I think the two parties are already being remade. Trump lost a lot of upper income voters, and he gained a lot of lower income voters. As Trump begins to redefine the Republicans, Democrats themselves will begin to redefine as a response. They’re already moving toward their own kind of populism. I don’t think a candidate like Hillary will be nominated again.
Do you think it’s too late for Democrats to restructure in time to take a leadership role during this fourth turning?
No, not necessarily. But the Democrats have to come back with something that responds to the same fourth turning shift in the electorate.
Each turning is a different phase in the supply and demand for order. In first turnings, institutions provide order and people want it. In second turnings, institutions provide order but people don’t want it.

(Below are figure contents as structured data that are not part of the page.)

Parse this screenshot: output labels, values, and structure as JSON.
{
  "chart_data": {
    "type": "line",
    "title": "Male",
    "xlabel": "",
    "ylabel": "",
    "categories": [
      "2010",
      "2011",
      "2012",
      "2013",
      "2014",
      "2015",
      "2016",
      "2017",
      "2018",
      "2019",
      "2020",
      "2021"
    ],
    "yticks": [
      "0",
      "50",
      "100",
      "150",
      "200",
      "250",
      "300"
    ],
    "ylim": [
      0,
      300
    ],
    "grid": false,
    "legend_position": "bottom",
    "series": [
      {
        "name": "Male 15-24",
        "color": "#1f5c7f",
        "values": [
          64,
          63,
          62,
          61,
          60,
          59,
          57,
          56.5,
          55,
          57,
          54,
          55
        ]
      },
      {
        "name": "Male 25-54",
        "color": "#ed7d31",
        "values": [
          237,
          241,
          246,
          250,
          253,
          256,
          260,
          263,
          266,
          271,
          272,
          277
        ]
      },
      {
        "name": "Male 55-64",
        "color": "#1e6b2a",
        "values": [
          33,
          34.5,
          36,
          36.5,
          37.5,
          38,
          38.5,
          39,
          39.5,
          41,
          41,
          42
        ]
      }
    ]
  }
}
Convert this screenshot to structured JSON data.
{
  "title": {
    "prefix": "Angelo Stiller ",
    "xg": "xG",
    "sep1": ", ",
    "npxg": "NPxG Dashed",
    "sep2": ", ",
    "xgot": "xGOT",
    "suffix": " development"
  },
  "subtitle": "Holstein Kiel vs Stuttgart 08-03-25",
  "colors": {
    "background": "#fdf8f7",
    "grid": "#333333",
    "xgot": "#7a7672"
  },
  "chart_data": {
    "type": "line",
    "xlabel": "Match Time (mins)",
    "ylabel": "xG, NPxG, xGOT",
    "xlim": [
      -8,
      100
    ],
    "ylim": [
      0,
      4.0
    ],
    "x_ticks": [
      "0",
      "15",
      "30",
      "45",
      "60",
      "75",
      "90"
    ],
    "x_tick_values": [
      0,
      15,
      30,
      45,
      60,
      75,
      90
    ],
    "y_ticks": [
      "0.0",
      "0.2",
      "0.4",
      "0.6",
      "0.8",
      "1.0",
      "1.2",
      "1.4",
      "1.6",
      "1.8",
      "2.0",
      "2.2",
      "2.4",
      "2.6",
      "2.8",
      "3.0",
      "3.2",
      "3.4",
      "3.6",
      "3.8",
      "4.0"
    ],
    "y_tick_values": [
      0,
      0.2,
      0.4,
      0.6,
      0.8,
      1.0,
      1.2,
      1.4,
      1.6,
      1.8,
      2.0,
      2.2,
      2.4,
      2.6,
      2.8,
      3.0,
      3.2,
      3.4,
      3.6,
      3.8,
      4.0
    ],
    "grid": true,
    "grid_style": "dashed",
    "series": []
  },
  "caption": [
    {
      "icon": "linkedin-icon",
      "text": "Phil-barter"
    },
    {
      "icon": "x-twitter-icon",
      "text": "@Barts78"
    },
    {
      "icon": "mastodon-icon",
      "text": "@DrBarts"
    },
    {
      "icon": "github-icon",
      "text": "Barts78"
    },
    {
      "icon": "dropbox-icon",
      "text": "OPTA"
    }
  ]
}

In third turnings, supply and demand for order is weak. In a fourth turning, demand for order rises but institutions aren’t supplying it. That gives a huge advantage to the leader who says “I’m going to fix things. I’m going to build things. We’re going to make institutions more effective. We’re going to make this country great again.”
You can’t be a libertarian in a fourth turning. It’s not going to work.
Your book is getting a resurgence of interest with Steve Bannon in the White House. How do you feel about your work being associated with him and the Trump administration? And to what extent do you think he grasps the thesis of The Fourth Turning?
I know him. We’ve worked on projects together. He’s pretty knowledgeable about the book. But then again, he has his other agendas. The other thing to remember is, it’s very difficult to know what he thinks versus what Trump or Breitbart [the far-right news network that Bannon used to head] is doing.
You’re really asking two questions. What does Steve Bannon really think? Read some great feature stories about his life in The Boston Globe, The New York Times and The Washington Post. Most of those debunk the hysteria surrounding a lot of his views -- whether he’s racist or a Klu Klux Klanner. Some of this stuff is ridiculous. He certainly is very unusual in his politics, and I’ll leave it at that. I think he’s a creative guy. I think he’s very smart. Most of what I know is stuff that he was trying to do in film.
Your other question is, how do I feel about him using the book? Our book has been used by people all over the political spectrum. When you read it, it’s almost impossible to discern what our politics are.
And it sounds like that was an intentional choice.
Yeah. We wanted to give people a whole different way of looking at how history moves. Our goal was to talk about our society and its rhythms completely objectively, almost like a biologist. We don’t have any particular ideological agenda with our work.
You’ve said that Bannon thinks like a film director along cultural lines rather than policy lines. Given Trump’s success in the election, do you think that’s a lesson for politicians and their advisers?
When we think of a prophet or a seer, you can’t just go by the rules. The rules are descriptions of what now exists. It’s not going to give you any sense of where we’re going. This is why visionaries are never big data people. Visionaries are people who have to do things outside what the data will statistically tell you to do.